We are working with six courts across the United States to conduct public engagement pilot projects aimed at improving public trust and confidence across minority and economically- disadvantaged communities. The six courts are Puerto Rico; Nebraska; Texas; Kansas City, Missouri; Franklin County, Ohio; and Massachusetts.
- Puerto Rico: The Puerto Rico Judicial Branch’s objective is to learn how youth (middle school and high school age) and adults view conflict in their communities, and how the courts might help communities with such conflicts (e.g., through education and support). Among their engagements, Puerto Rico organized groups of youth members, drawn from students involved in an alternative school and from The Boys and Girls Club. They utilized an engagement format similar to a world café consisting of simultaneous smaller living room conversations/conversation cafes. They also successfully incorporated NCSC’s graphic novels into their youth engagements.
- Nebraska: The Nebraska Supreme Court’s objective is to engage Native Americans in identifying and discussing court-system problems experienced by that community. Nebraska’s public engagements involved tribal, state, and federal judges. Problems identified so far relate to coordination of cases, court services, and court order enforcement across jurisdictions (tribal, state, federal). Meetings were culturally-attuned (e.g., included a prayer by Native American elders).
- Texas: Texas engaged the public in small facilitated discussions around the results of Texas’s prior engagement efforts which involved surveys of public trust and confidence and a “Beyond the Bench” summit that involved court actors and stakeholders. Taking these prior results to the broader public for discussion allowed the court system to gather general public feedback on the causes of distrust and to hear the views and ideas of the various publics themselves. The three geographic areas selected (Alpine, Brownsville, and Houston) provided a cross-section of rural, mid-sized, and highly populated urban locations, which Texas hopes will ensure diversity of public opinion.
- Kansas City, Missouri: The Kansas City team engaged the public in identifying problems affecting underserved and low-income populations and working on solutions to those problems. They utilized a multi-pronged approach involving surveys by litigants, monthly meetings with community leaders, and facilitated small group discussions with the public, to promote a full and comprehensive identification and appreciation of the problems faced by the community.

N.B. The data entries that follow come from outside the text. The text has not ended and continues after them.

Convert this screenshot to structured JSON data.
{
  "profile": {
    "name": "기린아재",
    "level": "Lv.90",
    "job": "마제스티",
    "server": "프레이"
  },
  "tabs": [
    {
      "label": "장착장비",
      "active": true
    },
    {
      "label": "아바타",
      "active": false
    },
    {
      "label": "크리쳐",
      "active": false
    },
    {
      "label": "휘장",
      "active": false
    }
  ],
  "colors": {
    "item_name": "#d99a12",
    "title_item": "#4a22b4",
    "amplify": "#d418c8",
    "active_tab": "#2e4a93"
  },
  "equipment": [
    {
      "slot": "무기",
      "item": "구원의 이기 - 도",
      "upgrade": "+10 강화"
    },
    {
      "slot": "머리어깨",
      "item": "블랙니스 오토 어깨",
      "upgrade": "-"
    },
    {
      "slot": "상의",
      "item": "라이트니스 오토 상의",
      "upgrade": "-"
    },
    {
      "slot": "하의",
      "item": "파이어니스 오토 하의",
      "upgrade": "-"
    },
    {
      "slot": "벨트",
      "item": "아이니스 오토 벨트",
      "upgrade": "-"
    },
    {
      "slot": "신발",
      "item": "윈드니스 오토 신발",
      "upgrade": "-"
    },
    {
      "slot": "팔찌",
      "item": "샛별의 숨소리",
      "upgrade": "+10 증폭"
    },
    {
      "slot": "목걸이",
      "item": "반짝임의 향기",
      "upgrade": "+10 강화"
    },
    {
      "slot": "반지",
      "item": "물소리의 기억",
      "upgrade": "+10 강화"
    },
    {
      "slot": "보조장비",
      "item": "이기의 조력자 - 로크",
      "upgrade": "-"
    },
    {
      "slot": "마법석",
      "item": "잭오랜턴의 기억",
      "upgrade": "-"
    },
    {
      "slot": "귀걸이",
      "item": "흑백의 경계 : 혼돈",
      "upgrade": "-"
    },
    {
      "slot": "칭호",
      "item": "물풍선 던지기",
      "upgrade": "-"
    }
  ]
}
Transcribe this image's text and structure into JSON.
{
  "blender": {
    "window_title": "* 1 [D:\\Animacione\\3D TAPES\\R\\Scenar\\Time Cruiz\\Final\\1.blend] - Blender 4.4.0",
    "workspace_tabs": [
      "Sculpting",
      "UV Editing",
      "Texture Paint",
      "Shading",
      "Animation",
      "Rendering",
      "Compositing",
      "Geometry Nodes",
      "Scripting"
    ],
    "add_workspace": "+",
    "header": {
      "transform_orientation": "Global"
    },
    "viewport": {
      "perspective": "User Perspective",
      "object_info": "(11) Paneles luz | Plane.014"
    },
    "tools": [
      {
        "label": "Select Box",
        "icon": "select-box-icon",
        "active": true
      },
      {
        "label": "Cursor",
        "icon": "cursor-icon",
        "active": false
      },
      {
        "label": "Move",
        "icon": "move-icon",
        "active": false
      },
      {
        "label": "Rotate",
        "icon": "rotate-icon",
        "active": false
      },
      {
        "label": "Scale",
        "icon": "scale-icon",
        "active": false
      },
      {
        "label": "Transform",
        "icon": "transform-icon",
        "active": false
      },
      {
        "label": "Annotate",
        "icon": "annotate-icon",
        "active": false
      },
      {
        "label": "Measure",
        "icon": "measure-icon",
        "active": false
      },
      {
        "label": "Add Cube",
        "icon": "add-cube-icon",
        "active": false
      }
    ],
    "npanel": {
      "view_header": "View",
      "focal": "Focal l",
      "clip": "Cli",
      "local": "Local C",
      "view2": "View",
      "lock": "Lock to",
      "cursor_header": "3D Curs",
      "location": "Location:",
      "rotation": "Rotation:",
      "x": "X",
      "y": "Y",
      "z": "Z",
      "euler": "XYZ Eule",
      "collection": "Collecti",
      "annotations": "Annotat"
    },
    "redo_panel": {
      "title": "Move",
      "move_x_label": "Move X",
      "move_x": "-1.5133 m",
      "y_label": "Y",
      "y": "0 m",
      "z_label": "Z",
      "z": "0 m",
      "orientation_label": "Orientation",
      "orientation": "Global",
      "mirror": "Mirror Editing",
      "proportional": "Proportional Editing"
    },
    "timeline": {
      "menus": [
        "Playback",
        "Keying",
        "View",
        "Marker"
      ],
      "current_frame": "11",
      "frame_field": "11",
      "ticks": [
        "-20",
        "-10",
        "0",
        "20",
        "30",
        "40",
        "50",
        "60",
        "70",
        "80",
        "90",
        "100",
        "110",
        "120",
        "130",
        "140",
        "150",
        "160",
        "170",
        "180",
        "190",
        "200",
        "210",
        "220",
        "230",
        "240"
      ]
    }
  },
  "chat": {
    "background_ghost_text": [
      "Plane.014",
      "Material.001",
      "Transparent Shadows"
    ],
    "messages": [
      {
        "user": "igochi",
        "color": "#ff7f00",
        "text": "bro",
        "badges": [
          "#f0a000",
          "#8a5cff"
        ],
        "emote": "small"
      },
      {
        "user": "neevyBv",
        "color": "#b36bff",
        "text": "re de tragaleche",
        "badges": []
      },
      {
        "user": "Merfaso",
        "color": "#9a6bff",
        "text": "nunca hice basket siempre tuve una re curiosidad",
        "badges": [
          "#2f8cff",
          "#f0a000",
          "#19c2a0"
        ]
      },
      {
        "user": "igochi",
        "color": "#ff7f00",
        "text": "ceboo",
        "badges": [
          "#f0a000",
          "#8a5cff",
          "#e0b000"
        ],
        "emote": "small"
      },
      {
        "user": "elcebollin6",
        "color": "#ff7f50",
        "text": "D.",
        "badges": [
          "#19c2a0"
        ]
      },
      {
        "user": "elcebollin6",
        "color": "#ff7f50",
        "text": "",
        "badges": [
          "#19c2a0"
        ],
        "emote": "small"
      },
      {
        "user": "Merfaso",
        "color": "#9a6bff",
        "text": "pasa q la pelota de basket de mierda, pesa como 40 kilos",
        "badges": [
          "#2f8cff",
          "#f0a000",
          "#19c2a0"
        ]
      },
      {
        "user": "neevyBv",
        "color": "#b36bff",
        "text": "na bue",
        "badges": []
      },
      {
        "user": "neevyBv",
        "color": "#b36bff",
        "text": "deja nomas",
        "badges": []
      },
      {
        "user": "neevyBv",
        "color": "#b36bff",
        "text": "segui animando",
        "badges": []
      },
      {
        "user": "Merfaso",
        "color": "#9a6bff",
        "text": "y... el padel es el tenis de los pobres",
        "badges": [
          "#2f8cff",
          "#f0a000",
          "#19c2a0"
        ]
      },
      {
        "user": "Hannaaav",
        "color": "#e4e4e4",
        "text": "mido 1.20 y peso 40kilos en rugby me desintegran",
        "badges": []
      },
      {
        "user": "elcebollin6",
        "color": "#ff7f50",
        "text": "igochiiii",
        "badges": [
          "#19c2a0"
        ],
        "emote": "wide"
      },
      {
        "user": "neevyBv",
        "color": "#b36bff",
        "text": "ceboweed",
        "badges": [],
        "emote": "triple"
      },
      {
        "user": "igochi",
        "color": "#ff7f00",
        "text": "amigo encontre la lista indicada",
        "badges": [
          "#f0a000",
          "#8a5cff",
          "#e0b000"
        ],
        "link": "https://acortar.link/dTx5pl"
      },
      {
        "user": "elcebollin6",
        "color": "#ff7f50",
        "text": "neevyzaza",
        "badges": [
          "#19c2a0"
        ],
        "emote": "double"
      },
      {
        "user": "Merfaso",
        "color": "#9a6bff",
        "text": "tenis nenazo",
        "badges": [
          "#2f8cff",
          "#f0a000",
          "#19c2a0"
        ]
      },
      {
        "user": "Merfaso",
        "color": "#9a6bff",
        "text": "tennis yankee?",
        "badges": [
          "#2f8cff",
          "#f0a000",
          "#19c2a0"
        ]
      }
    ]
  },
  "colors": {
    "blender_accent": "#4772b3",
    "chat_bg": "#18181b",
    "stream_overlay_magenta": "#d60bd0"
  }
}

Several of the discussion groups included law enforcement. The Kansas City Municipal Court invested in implicit bias training for all participants. They convened one additional youth engagement at a local high school.
- Franklin County, Ohio: The Franklin County team convened a community conversation hosted by a local pastor (Rev. Frederick V. LeMarr) with a panel of judges and Franklin County Municipal Court staff.
- Massachusetts: The Massachusetts Trial Court engaged the public at state and local levels in discussion of race and bias issues. For example, the Holyoke and Springfield courts focused on barriers to participation by drug offenders (and particularly minorities) in substance abuse treatment. In the three Massachusetts pilot sites, the focus has been on involving community leaders, local court officials, lawyers, and representatives of organizations involved in the criminal justice system (particularly those focused on substance abuse). Each pilot site has actively sought to engage community leaders to participate in devising methods for involving not only frequent parties before the court but also members of the general public.